Hello Again! LLM-powered Personalized Agent for Long-term Dialogue
Open-domain dialogue systems have seen remarkable advancements with the development of large language models (LLMs). Nonetheless, most existing dialogue systems predominantly focus on brief single-session interactions, neglecting the real-world demands for long-term companionship and personalized interactions with chatbots. Crucial to addressing this real-world need are event summary and persona management, which enable reasoning for appropriate long-term dialogue responses. Recent progress in the human-like cognitive and reasoning capabilities of LLMs suggests that LLM-based agents could significantly enhance automated perception, decision-making, and problem-solving. In response to this potential, we introduce a model-agnostic framework, the Long-term Dialogue Agent (LD-Agent), which incorporates three independently tunable modules dedicated to event perception, persona extraction, and response generation. For the event memory module, long and short-term memory banks are employed to separately focus on historical and ongoing sessions, while a topic-based retrieval mechanism is introduced to enhance the accuracy of memory retrieval. Furthermore, the persona module conducts dynamic persona modeling for both users and agents. The integration of retrieved memories and extracted personas is subsequently fed into the generator to induce appropriate responses.

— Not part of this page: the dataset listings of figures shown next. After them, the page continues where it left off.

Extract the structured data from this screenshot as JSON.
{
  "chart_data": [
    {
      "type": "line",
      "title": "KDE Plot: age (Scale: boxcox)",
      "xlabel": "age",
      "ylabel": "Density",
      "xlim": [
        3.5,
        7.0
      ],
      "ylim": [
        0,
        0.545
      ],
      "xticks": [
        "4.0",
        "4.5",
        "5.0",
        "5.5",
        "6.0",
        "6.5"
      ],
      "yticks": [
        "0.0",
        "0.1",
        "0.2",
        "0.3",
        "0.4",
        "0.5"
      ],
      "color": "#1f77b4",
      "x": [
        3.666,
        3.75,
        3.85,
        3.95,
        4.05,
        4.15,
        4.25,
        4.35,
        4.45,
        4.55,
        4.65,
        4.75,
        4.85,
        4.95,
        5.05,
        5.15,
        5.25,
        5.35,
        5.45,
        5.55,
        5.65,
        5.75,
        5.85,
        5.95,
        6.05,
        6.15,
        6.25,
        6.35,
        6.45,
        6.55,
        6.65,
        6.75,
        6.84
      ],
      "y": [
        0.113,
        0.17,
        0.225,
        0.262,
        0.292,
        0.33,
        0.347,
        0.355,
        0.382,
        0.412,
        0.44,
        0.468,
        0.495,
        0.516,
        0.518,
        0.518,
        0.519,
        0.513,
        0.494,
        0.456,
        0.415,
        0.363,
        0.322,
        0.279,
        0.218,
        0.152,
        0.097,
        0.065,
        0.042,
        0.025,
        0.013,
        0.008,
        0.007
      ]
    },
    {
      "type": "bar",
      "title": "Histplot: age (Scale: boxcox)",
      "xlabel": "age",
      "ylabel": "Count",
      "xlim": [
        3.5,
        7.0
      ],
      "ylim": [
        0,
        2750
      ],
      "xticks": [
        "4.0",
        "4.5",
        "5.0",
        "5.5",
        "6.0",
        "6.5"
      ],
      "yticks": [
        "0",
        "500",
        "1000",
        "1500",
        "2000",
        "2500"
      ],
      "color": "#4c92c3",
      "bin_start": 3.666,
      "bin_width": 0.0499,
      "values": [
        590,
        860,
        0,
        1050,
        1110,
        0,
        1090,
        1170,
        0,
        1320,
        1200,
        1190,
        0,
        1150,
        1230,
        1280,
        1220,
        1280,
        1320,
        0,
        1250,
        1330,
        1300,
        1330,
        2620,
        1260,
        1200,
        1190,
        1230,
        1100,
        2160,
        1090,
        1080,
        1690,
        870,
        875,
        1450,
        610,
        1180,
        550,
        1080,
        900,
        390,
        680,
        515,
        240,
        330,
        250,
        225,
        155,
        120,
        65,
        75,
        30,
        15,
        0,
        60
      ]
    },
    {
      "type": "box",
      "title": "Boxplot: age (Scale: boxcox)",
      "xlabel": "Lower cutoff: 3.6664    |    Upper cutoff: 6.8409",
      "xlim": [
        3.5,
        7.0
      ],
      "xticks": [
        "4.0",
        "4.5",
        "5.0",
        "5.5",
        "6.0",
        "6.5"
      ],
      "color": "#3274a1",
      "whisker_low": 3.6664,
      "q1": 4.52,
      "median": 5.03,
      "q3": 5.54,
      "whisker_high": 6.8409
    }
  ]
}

The effectiveness, generality, and cross-domain capabilities of LD-Agent are empirically demonstrated across various illustrative benchmarks, models, and tasks.
Motivated by real-life demands, the core challenge of open-domain dialogue systems is to simultaneously maintain long-term event memory and preserve persona consistency [9–11, 3]. Existing research often addresses these aspects separately—focusing either on event memory or persona extraction—thereby hindering long-term consistency. Current strategies for event memory typically involve constructing a memory bank that stores historical event summaries, complemented by retrieval-augmented approaches to access relevant information for response generation [12, 13]. Studies on persona-based dialogue rang from unidirectional user modeling [14] to bidirectional agent-user modeling [15, 16, 3], enhancing personalized chat abilities by leveraging profile information. Worse still, the aforementioned methods are highly dependent on specific model architectures, making them challenging to adapt to other models.